Kathryn H. Kidd has been writing fiction, nonfiction, and "anything for money" longer than most of her readers have even been alive. She has something to say on every topic, and the possibility that her opinions may be dead wrong has never stopped her from expressing them at every opportunity.

A native of New Orleans, Kathy grew up in Mandeville, Louisiana. She attended Brigham Young University as a generic Protestant, having left the Episcopal Church when she was eight because that church didn't believe what she did. She joined The Church of Jesus Christ of Latter-day Saints as a BYU junior, finally overcoming her natural stubbornness because she wanted a patriarchal blessing and couldn't get one unless she was a member of the Church. She was baptized on a Saturday and received her patriarchal blessing two days later.

She married Clark L. Kidd, who appears in her columns as "Fluffy," more than thirty-five years ago. They are the authors of numerous LDS-related books, the most popular of which is A Convert's Guide to Mormon Life.

A former managing editor for Meridian Magazine, Kathy moderated a weekly column ("Circle of Sisters") for Meridian until she was derailed by illness in December of 2012. However, her biggest claim to fame is that she co-authored Lovelock with Orson Scott Card. Lovelock has been translated into Spanish and Polish, which would be a little more gratifying than it actually is if Kathy had been referred to by her real name and not "Kathryn Kerr" on the cover of the Polish version.

Kathy has her own website, www.planetkathy.com, where she hopes to get back to writing a weekday blog once she recovers from being dysfunctional. Her entries recount her adventures and misadventures with Fluffy, who heroically allows himself to be used as fodder for her columns at every possible opportunity.
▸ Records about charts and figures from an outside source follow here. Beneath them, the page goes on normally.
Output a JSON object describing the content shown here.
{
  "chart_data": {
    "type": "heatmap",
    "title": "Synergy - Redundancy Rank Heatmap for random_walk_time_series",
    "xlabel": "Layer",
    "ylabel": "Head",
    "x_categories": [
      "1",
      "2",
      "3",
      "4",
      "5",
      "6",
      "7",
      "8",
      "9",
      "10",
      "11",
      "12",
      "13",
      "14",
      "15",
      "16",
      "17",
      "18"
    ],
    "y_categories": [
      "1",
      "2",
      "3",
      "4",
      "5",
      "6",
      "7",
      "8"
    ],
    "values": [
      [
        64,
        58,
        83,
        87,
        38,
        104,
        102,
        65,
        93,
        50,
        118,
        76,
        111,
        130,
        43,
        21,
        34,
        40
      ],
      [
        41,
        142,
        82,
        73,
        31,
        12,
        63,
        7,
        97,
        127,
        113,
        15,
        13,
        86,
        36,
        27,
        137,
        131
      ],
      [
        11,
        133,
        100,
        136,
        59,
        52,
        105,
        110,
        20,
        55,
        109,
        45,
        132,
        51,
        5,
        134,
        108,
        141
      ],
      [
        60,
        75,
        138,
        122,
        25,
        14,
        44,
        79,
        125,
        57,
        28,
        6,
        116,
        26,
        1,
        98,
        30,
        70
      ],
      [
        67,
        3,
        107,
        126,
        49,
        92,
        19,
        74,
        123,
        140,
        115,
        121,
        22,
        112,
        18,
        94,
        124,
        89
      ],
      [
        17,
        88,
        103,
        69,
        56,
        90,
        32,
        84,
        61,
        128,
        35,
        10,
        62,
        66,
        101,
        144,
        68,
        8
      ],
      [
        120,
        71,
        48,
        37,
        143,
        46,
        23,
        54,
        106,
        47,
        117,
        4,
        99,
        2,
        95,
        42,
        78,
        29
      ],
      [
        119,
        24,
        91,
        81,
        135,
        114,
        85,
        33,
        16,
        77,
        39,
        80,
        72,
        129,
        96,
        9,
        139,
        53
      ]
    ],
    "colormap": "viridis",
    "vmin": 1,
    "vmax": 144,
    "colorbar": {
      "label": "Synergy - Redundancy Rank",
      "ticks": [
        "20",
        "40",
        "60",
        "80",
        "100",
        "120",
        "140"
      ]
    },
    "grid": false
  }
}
Kathy spent seven years as a teacher of the Young Women in her ward, until she was recently released. She has not yet gotten used to interacting with the adults, and suspects it may take another seven years. A long-time home teacher with her husband, Clark, they have home taught the same family since 1988. The two of them have been temple workers since 1995, serving in the Washington D.C. Temple.